Do mentoring, information, and nudge reduce the gender gap in economics majors?
Initiatives providing mentoring, additional information, and nudges to encourage more female economics majors have a greater effect on female students with above-median grades, increasing their likelihood of majoring in economics.
In the 2014-2015 academic year, women made up 57% of all bachelor’s degree recipients. However, they only received 18% of bachelor’s degrees in computer and information sciences, 19% of those in engineering, 38% in physical sciences and chemistry, and 43% in mathematics and statistics.
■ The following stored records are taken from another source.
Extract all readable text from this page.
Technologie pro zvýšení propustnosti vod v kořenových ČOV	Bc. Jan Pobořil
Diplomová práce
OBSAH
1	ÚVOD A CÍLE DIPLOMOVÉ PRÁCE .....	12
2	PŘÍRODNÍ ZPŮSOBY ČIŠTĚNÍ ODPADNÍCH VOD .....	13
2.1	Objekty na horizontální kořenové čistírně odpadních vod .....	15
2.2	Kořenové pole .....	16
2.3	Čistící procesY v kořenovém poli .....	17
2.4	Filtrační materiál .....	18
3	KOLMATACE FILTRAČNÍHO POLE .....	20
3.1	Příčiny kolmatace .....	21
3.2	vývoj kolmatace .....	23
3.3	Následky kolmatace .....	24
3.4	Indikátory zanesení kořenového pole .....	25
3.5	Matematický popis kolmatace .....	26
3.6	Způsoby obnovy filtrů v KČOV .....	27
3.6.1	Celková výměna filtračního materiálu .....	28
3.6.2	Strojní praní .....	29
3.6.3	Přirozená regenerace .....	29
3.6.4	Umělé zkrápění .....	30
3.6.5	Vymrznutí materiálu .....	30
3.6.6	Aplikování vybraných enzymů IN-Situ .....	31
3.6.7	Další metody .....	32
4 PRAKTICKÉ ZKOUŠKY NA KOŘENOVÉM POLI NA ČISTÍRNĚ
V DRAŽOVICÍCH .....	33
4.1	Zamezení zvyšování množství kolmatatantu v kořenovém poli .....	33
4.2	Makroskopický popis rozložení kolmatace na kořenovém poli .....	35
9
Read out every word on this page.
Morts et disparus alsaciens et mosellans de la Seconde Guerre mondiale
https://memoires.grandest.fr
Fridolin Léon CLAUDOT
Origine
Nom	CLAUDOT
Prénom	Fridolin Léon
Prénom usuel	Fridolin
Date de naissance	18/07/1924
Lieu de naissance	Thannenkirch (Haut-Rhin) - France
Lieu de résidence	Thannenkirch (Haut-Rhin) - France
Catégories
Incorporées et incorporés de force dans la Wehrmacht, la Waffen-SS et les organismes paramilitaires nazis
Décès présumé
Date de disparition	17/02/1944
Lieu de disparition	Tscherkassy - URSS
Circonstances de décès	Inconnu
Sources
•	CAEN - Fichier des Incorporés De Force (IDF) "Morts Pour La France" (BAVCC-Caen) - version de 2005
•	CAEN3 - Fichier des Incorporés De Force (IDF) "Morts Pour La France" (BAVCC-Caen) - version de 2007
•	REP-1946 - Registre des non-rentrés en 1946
Although most existing research and reporting has focused on female under-representation in science, technology, engineering, and mathematics (STEM) disciplines, there is also a persistent gender gap in economics, as women received only 31% of these bachelor’s degrees in 2014-2015. While the evidence is inconclusive as to why this gap persists, the authors sought to test three mechanisms that may be effective in closing the gender gap.
This study investigated whether any of three possible interventions (1. inviting students to participate in a peer mentoring program, 2. giving students additional information about economic majors’ career prospects and their class grade distribution, or 3. nudging students by sending them a message encouraging them to major in economics) would be successful in encouraging female students in an introductory economics course to major in economics.
Initiatives to provide mentoring, additional information (about career prospects of economics majors and the grade distribution of their class), and nudges to encourage female students to major in economics are most impactful on female students with above-median grades in an economics class, increasing their likelihood of majoring in economics by 5-6 percentage points.
- None of the interventions had an impact on the likelihood that female students with below-median grades in the class would major in economics.
- The initiatives had a greater impact on younger (freshman and sophomore) female students with above-median grades in the class, increasing their likelihood for majoring in economics by 11.2-12.6 percentage points.
- The initiatives increased the likelihood of female students with above-median grades to take additional economics courses by 16 percentage points and increased the likelihood of younger (freshman and sophomore) female students with above-median grades to take additional economics courses by 27.1 percentage points.
- Prior to taking the introductory economics course, female students made up 14.3% of the economics majors in that group. After taking the course, among the students who did not receive interventions, female students made up 22.2% of the economics majors. After taking the course, among the students who did receive interventions, female students made up 41.7% of the economics majors.
- Receiving information on the career prospects of economics and the grade distribution of their class may decrease male students’ likelihood of majoring in economics by 2.67 percentage points.
- This negative effect is particularly impactful for younger (freshman and sophomore) male students, for whom receiving such additional information decreased their likelihood to major in economics by 5 percentage points.
- This negative result may be attributed to some students’ reaction to performing in the class more poorly than they anticipated. Male students in the class over-estimated their grade by 1.05 points (on a 0–4 scale), and female students over-estimated their grade by 0.929 points.
- The intervention had no impact on male students with above-median grades in the class.
In the spring semester of 2016, researchers conducted a randomized controlled experiment on students in introductory economics courses (five sections of microeconomics classes and three sections of macroeconomics classes) at Colorado State University, a large, public, four-year institution. Out of the students enrolled in these courses, 788 students participated in the study’s first survey, administered in-class at the beginning of the semester, and 450 students participated in both surveys (the beginning-of-semester survey and the end-of-semester survey). A limiting factor in participation is that the surveys were administered in-class, and students absent on those days could not participate. (Among students who attended the beginning-of-semester class, the participation rate for the first survey was 95.1%. Among students who attended both the beginning-of-semester and end-of-semester classes, the participation rate for the second survey was 91%.) T
he participating students were randomly sorted into a control group and two treatment groups, in which they were either given additional information (through video clips and information pamphlets about economics majors’ career prospects and the class’s grade distribution), given a nudge (receiving a message that encouraged them to major in economics), or invited to participate in a peer mentoring program. Information about whether a student majored in economics or took additional economics courses was obtained one year later from the university’s administrative records. Because the opportunity cost of switching majors increase as students progress through their college career, the primary effects of the interventions from the study are particular salient among young female students in freshmen and sophomore years.